Molecular characterization of pyruvate carboxylase deficiency in two consanguineous families

Abstract

Pyruvate carboxylase (PC) is a biotinylated mitochondrial enzyme that catalyzes the conversion of pyruvate to oxaloacetate. Children with inborn errors of PC metabolism have lactic acidosis, hypoglycemia, and mental retardation. The variable severity of the clinical phenotype is dependent on both genetic and environmental factors. Two consanguineous families with moderate forms of PC deficiency were characterized at the biochemical and molecular levels. In both families, the probands were found to have low PC activity (range, 2-25% of control) in blood lymphocytes and skin fibroblasts associated with either diminished or normal protein levels. In the first case, sequencing of patient-specific PC cDNA demonstrated a T to C substitution at nucleotide 434, which causes a valine to alanine change at amino acid residue 145. Direct sequencing of the parents showed that they are heterozygous for this mutation.
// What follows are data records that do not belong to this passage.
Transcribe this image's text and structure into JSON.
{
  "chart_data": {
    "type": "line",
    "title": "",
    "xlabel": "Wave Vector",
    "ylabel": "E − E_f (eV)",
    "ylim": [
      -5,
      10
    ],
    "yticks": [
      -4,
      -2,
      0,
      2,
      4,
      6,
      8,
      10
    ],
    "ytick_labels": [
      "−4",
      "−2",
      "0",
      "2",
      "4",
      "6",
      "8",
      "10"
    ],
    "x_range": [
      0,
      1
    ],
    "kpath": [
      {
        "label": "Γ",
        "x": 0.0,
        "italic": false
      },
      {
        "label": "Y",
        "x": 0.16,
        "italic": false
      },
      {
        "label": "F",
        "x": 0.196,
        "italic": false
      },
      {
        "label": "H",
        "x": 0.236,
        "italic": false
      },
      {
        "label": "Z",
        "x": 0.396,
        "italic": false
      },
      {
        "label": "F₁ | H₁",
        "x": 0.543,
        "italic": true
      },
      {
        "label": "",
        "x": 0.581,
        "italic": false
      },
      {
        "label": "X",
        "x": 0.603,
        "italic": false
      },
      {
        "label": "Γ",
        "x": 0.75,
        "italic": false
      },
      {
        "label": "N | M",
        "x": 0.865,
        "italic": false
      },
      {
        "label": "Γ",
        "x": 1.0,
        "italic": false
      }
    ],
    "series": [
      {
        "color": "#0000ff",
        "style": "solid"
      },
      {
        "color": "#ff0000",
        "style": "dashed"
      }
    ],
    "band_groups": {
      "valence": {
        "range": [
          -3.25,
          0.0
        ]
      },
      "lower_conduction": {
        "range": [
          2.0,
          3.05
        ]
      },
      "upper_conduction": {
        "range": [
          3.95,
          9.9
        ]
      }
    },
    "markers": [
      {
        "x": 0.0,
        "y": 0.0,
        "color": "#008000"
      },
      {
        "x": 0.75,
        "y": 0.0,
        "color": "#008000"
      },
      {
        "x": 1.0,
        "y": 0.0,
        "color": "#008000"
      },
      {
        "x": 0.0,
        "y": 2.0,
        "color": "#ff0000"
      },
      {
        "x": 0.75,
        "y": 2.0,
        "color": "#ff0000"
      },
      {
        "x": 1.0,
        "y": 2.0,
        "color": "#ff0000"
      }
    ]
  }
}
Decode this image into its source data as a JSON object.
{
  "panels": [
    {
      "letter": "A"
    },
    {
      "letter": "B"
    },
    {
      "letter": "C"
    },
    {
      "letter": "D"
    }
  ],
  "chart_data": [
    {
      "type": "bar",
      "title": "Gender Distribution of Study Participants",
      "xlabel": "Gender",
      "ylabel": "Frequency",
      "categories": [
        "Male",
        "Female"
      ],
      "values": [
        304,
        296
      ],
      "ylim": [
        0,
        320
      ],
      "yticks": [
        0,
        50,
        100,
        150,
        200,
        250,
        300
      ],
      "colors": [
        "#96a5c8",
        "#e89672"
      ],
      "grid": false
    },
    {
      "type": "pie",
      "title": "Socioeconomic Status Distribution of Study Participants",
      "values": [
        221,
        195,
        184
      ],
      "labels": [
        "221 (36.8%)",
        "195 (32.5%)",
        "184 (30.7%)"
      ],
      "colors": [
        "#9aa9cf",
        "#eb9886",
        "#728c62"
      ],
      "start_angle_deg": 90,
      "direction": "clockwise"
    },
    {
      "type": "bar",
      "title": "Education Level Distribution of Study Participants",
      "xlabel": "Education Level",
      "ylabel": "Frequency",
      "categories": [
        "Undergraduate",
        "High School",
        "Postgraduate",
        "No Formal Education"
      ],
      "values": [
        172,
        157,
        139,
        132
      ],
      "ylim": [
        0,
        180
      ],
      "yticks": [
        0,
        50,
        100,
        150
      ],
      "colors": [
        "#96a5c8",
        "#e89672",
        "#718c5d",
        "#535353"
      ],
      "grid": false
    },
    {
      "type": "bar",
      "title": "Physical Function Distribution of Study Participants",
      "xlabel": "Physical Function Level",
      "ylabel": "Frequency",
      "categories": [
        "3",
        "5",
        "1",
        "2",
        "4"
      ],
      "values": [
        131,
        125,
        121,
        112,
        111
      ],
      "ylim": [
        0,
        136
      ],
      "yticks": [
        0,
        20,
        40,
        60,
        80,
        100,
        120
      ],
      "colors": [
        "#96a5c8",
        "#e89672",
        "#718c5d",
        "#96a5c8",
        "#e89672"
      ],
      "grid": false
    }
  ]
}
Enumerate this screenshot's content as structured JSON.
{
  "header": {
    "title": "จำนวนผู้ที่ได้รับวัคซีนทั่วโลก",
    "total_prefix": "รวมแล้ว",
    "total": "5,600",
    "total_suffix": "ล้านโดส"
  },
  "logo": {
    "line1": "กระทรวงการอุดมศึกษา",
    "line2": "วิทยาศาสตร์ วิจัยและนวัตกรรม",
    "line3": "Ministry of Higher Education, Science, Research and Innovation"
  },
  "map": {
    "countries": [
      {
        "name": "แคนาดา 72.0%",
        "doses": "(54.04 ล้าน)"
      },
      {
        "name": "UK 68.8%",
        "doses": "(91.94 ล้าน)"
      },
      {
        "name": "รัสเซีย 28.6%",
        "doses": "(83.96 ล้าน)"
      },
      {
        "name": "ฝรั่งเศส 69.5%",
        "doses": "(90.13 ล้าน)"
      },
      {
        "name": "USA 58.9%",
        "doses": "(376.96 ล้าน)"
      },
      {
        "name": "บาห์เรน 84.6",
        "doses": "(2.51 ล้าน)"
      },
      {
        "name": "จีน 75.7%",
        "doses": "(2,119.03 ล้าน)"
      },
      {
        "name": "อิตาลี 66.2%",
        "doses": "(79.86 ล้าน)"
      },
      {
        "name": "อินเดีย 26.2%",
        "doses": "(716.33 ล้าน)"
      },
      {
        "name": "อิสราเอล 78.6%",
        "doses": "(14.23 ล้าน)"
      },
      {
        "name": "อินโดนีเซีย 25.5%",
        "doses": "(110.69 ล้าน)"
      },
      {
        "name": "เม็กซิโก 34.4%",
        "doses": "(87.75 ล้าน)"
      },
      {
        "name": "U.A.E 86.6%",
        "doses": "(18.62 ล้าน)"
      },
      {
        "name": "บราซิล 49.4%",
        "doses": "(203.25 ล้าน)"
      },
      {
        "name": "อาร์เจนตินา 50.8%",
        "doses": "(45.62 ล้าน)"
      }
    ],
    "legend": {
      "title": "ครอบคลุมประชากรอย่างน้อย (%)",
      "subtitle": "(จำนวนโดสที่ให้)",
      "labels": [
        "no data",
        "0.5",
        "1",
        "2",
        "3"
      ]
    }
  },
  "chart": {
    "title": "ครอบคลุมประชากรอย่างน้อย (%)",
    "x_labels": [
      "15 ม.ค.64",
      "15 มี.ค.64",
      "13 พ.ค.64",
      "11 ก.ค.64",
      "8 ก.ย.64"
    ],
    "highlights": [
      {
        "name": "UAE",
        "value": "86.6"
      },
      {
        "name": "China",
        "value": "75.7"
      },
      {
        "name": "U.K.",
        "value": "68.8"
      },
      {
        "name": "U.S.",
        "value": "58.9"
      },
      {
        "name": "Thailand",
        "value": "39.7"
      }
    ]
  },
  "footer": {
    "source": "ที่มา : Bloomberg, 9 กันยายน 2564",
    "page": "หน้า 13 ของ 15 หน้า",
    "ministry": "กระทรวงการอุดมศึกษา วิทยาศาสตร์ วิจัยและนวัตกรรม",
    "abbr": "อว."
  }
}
In the second family, a brother and sister had mental retardation and episodes of severe lactic/ketoacidosis in early childhood. In these cases, a C to T substitution at nucleotide 1351 results in a cysteine for arginine substitution at amino acid residue 451; the parents were also found to be heterozygous for this mutation. In both families, no other mutations were found, and both substitutions occurred in relatively conserved amino acid residues. These mutations, located in the biotin carboxylase domain, provide a unique opportunity to analyze how natural occurring mutations affect PC function.